A redevelopment project at Yorktown Center would create communal green space between the mall and an apartment complex to be built in two phases.

Lombard trustees are expected to vote later this month on a zoning request that would pave the way for a developer to tear down the former Carson’s department store at Yorktown Center and build hundreds of apartments.

Pacific Retail Capital Partners, the owner of the core mall property, and Chicago-based Synergy Construction Group have teamed up for a proposed redevelopment valued at more than $200 million.

The project calls for replacing all-but-dead mall space with a five-story apartment complex called Yorktown Reserve. The vacant Carson’s anchor store would be demolished to make way for a public plaza between the mall and apartments. The mall facade around the grassy plaza also would get an updated look.

“In the next few years, we’re going to be able to redefine the experience of living near and visiting Yorktown by creating a really unique entertainment, retail and residential experience,” Lombard Trustee Bernie Dudek said.

In industry lingo, part of the shopping center would be “de-malled.” It’s an increasingly common strategy as housing, entertainment and restaurants eat up retail space in the age of online shopping. Yorktown opened in 1968, about four years after Oakbrook Center in neighboring Oak Brook.

“It’s going to be a whole new community over there eventually. It’s getting there, but it’s come a long way,” Lombard Trustee Brian LaVaque said. “Brick-and-mortar (retail) is dying and we’ve got to get creative with this type of space that we have. So Oak Brook, move over.”

Yorktown Reserve is slated to include 621 apartments spread across two buildings east of Highland Avenue and the mall’s Majestic Drive entrance. The residential buildings would be developed in two phases.

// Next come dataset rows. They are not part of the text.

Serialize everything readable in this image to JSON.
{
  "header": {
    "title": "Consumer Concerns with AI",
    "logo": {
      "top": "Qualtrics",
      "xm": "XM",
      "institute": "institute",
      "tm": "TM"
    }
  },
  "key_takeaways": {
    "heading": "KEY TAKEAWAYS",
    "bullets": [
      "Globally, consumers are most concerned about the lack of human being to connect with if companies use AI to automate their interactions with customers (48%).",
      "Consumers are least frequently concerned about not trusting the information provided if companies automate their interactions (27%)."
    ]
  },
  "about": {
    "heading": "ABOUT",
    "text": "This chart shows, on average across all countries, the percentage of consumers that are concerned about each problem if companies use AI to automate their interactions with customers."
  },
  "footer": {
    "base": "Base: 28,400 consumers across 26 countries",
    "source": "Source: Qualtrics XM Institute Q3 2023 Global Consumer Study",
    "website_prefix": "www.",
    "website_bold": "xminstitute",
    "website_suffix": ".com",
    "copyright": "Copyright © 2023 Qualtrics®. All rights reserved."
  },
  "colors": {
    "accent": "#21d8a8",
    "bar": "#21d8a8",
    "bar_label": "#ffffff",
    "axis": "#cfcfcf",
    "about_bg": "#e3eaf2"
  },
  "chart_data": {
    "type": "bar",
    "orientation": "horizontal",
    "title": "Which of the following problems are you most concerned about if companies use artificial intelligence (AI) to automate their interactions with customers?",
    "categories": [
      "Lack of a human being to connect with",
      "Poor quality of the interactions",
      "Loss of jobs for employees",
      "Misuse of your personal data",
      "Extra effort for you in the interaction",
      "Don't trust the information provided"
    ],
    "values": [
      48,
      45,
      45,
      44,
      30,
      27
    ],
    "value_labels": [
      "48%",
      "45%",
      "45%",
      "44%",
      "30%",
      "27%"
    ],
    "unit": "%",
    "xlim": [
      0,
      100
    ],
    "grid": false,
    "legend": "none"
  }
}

Demolishing the department store would create a gaping hole in the side of the hulking mall. As part of the project, the development team would build a new exterior facade adjacent to the parklike plaza. That work is intended to make the enclosed mall more outward-facing and accessible, not unlike The Shops on Butterfield, an extension of Yorktown, but with more convenient parking and a walkable streetscape.

Yorktown owners also plan to reposition about 36,000 square feet of retail space, Lombard Community Development Director William Heniff said.

“Specific tenants have not been identified yet,” Heniff said. “But one of the big reasons why this project is moving forward is to stimulate additional activity at the mall in and of itself.”

Trustees are expected to vote May 18 on whether to grant zoning relief for the project. Several trustees have expressed informal support for the concept.

“I think this is a very exciting next step in the continued evolution of Yorktown shopping center,” Dudek said.

The village and developers also are negotiating an economic incentive package. Once the agreement is completed, officials will place the incentive proposal on a future village board agenda. The village would not provide upfront assistance. Rather, the incentives would be “performance-based,” among other parameters.

If the board approves the zoning entitlements, demolition work could begin this summer.